Les Américains ont beau avoir le blues du magasinage, ils continuent de gober des vitamines et autres capsules d'oméga-3 à un rythme soutenu. Résultat: Atrium Innovations (T.ATB) , une entreprise de Québec qui en fabrique, compte poursuivre sa croissance malgré la crise.

Philippe Mercure
Philippe Mercure LA PRESSE

Pierre Fitzgibbon, président et chef de la direction d'Atrium, avoue qu'il s'est mis en mode prudence lorsqu'il a vu débarquer la crise.

 

Mais après plus de 15 mois de récession, les Américains (qui génèrent 60% des ventes d'Atrium) sont encore aussi friands de suppléments naturels. Et M. Fitzgibbon commence à respirer mieux.

«Ce qu'on voit présentement est très rassurant pour nous», a-t-il hier à La Presse Affaires en marge d'une allocution prononcée à Montréal.

Atrium Innovations maintient donc le cap sur ses objectifs. D'abord, une croissance interne de 10% pour 2009 (mesurée selon le bénéficie avant intérêts, impôts et amortissement, ou BAIIA). Puis, le maintien intégral du programme d'acquisitions, qui a mené à quatre prises l'an dernier, en plus de l'acquisition de l'allemande Mucos en 2007.

Le miracle de cette «résilience»? «Les ventes d'Atrium ne se font pas dans les supermarchés, les Wal-Mart ou les gros détaillants qui voient leurs affaires diminuer, rappelle Maher Yaghi, analyste chez Valeurs mobilières Desjardins. La plupart se font chez les médecins (la pratique est permise aux États-Unis). Et les gens qui vont voir les médecins pour acheter des produits naturels, ce sont des gens qui ont de l'argent.»

Atrium admet tout de même que l'objectif d'atteindre 10% de croissance interne sera «plus difficile que l'an dernier». Mais ce qu'elle pourrait échapper en ventes, elle compte le rattraper en synergies découlant des acquisitions antérieures.

Atrium se félicite aussi de s'être départi de sa filiale d'ingrédients actifs en mai 2008, quelques mois avant que les rachats d'entreprises soient paralysés par la crise du crédit. «Avec le recul, on peut dire qu'on a été béni des dieux», dit M. Fitzgibbon.

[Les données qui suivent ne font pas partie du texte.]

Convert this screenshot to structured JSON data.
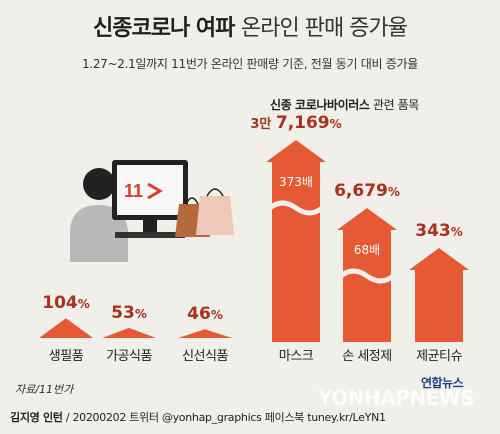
{
  "header": {
    "title_bold": "신종코로나 여파",
    "title_light": "온라인 판매 증가율",
    "subtitle": "1.27~2.1일까지 11번가 온라인 판매량 기준, 전월 동기 대비 증가율"
  },
  "illustration": {
    "screen_text": "11"
  },
  "related_label_bold": "신종 코로나바이러스",
  "related_label_rest": " 관련 품목",
  "source": "자료/11번가",
  "credits": {
    "author": "김지영 인턴",
    "rest": " / 20200202  트위터 @yonhap_graphics  페이스북 tuney.kr/LeYN1"
  },
  "logo": "연합뉴스",
  "watermark": "YONHAPNEWS",
  "colors": {
    "arrow": "#e55a35",
    "value": "#a8311f",
    "background": "#f0efe9"
  },
  "chart_data": [
    {
      "type": "bar",
      "title": "",
      "categories": [
        "생필품",
        "가공식품",
        "신선식품"
      ],
      "values": [
        104,
        53,
        46
      ],
      "value_labels": [
        {
          "num": "104",
          "unit": "%"
        },
        {
          "num": "53",
          "unit": "%"
        },
        {
          "num": "46",
          "unit": "%"
        }
      ],
      "unit": "%"
    },
    {
      "type": "bar",
      "title": "신종 코로나바이러스 관련 품목",
      "categories": [
        "마스크",
        "손 세정제",
        "제균티슈"
      ],
      "values": [
        37169,
        6679,
        343
      ],
      "value_labels": [
        {
          "pre": "3만 ",
          "num": "7,169",
          "unit": "%"
        },
        {
          "pre": "",
          "num": "6,679",
          "unit": "%"
        },
        {
          "pre": "",
          "num": "343",
          "unit": "%"
        }
      ],
      "multipliers": [
        "373배",
        "68배",
        ""
      ],
      "unit": "%"
    }
  ]
}
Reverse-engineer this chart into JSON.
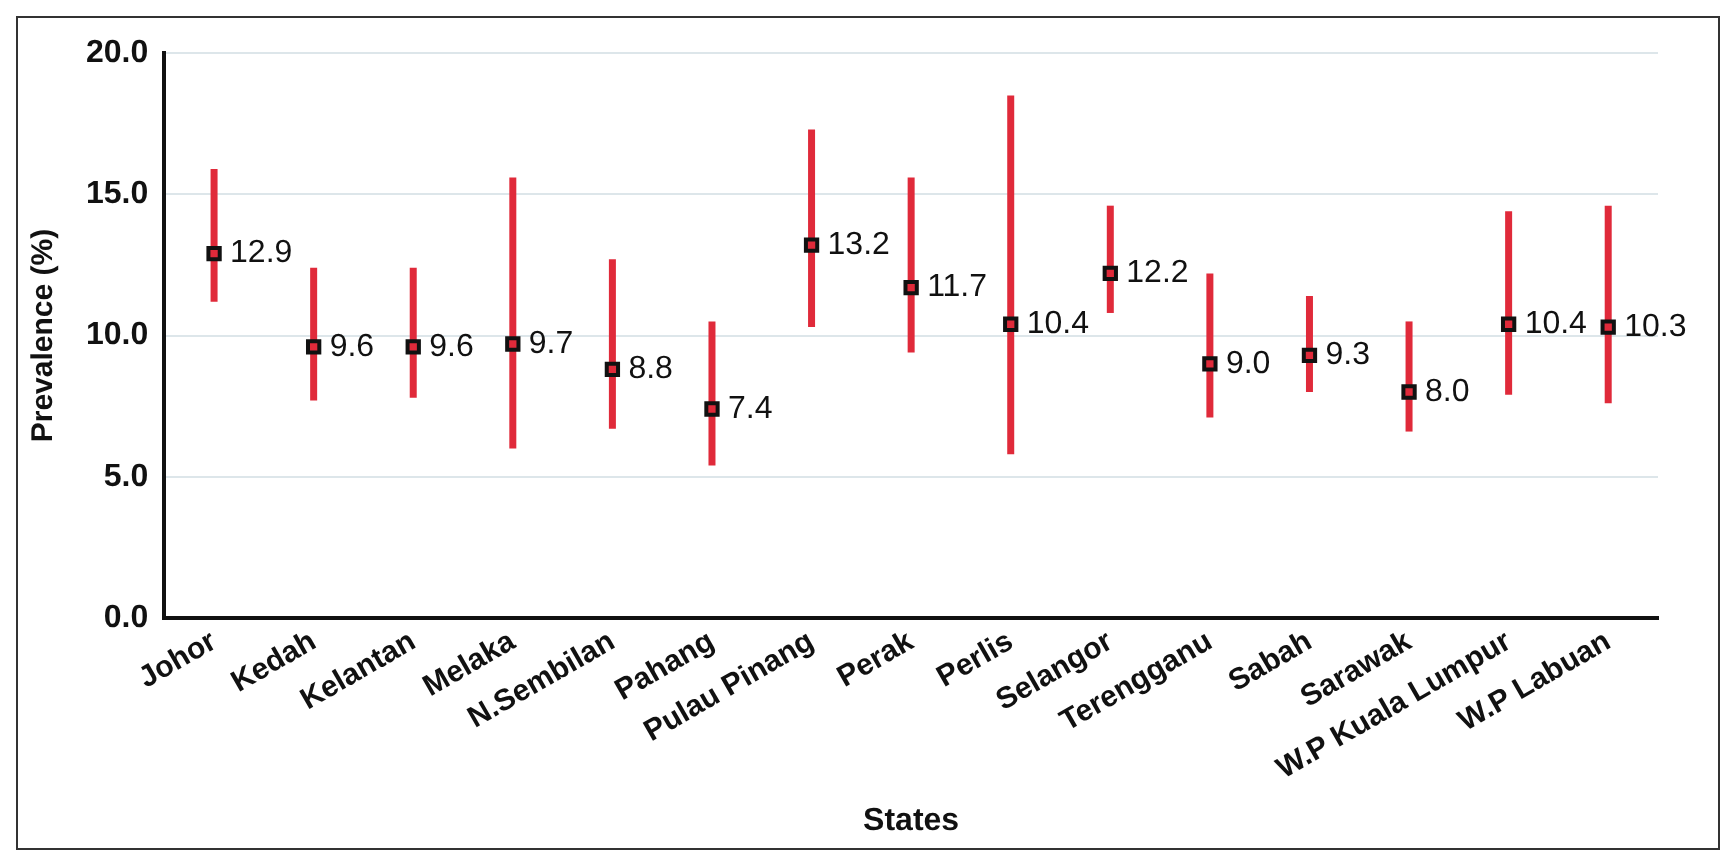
{
  "chart_data": {
    "type": "scatter",
    "xlabel": "States",
    "ylabel": "Prevalence (%)",
    "categories": [
      "Johor",
      "Kedah",
      "Kelantan",
      "Melaka",
      "N.Sembilan",
      "Pahang",
      "Pulau Pinang",
      "Perak",
      "Perlis",
      "Selangor",
      "Terengganu",
      "Sabah",
      "Sarawak",
      "W.P Kuala Lumpur",
      "W.P Labuan"
    ],
    "series": [
      {
        "color": "#e02a3a",
        "values": [
          12.9,
          9.6,
          9.6,
          9.7,
          8.8,
          7.4,
          13.2,
          11.7,
          10.4,
          12.2,
          9.0,
          9.3,
          8.0,
          10.4,
          10.3
        ],
        "value_labels": [
          "12.9",
          "9.6",
          "9.6",
          "9.7",
          "8.8",
          "7.4",
          "13.2",
          "11.7",
          "10.4",
          "12.2",
          "9.0",
          "9.3",
          "8.0",
          "10.4",
          "10.3"
        ],
        "errors": [
          [
            11.2,
            15.9
          ],
          [
            7.7,
            12.4
          ],
          [
            7.8,
            12.4
          ],
          [
            6.0,
            15.6
          ],
          [
            6.7,
            12.7
          ],
          [
            5.4,
            10.5
          ],
          [
            10.3,
            17.3
          ],
          [
            9.4,
            15.6
          ],
          [
            5.8,
            18.5
          ],
          [
            10.8,
            14.6
          ],
          [
            7.1,
            12.2
          ],
          [
            8.0,
            11.4
          ],
          [
            6.6,
            10.5
          ],
          [
            7.9,
            14.4
          ],
          [
            7.6,
            14.6
          ]
        ]
      }
    ],
    "ylim": [
      0,
      20
    ],
    "yticks": [
      {
        "value": 0,
        "label": "0.0"
      },
      {
        "value": 5,
        "label": "5.0"
      },
      {
        "value": 10,
        "label": "10.0"
      },
      {
        "value": 15,
        "label": "15.0"
      },
      {
        "value": 20,
        "label": "20.0"
      }
    ],
    "grid": "y",
    "marker": "square",
    "legend": false
  }
}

Ceux qui s'en tirent bien période de crise affirment souvent qu'ils en profiteront pour avaler des concurrents en difficulté. Pas Atrium.

«Il y a trois sortes d'entreprises, a dit hier M. Fitzgibbon. Des entreprises privées qui font de l'argent, des entreprises publiques (inscrites en Bourse), et des entreprises qui perdent de l'argent.»

Atrium ne veut rien savoir des troisièmes, et affirme qu'il n'existe aucune entreprise intéressante inscrite en Bourse. Restent les autres. «Ces gens-là, ce qui se passe à Wall Street, ça n'a aucun impact sur eux. Leur prix n'a donc pas changé», a dit M. Fitzgibbon, qui affirme tout de même regarder pour faire des acquisitions en Europe de l'Ouest et aux États-Unis.

L'analyste Maher Yaghi estime qu'Atrium pourrait investir entre 70 et 100 millions en acquisitions compte tenu du faible niveau de sa dette (deux fois le BAIIA).

Comme son collègue de la Financière Banque Nationale, Hugues Bourgeois, M. Yaghi vient tout de même réviser à la baisse ses recommandations sur le titre d'Atrium en raison de la hausse récente du titre et des mauvaises perspectives sur l'euro (40% des ventes se font en euros). Il recommande maintenant de conserver les actions plutôt que de les acheter.

Des sept analystes répertoriés par l'agence Bloomberg, quatre recommandent d'acheter l'action et trois de la conserver. Le titre a perdu 0,92%, ou 13 cents hier, pour clôturer à 14,07$.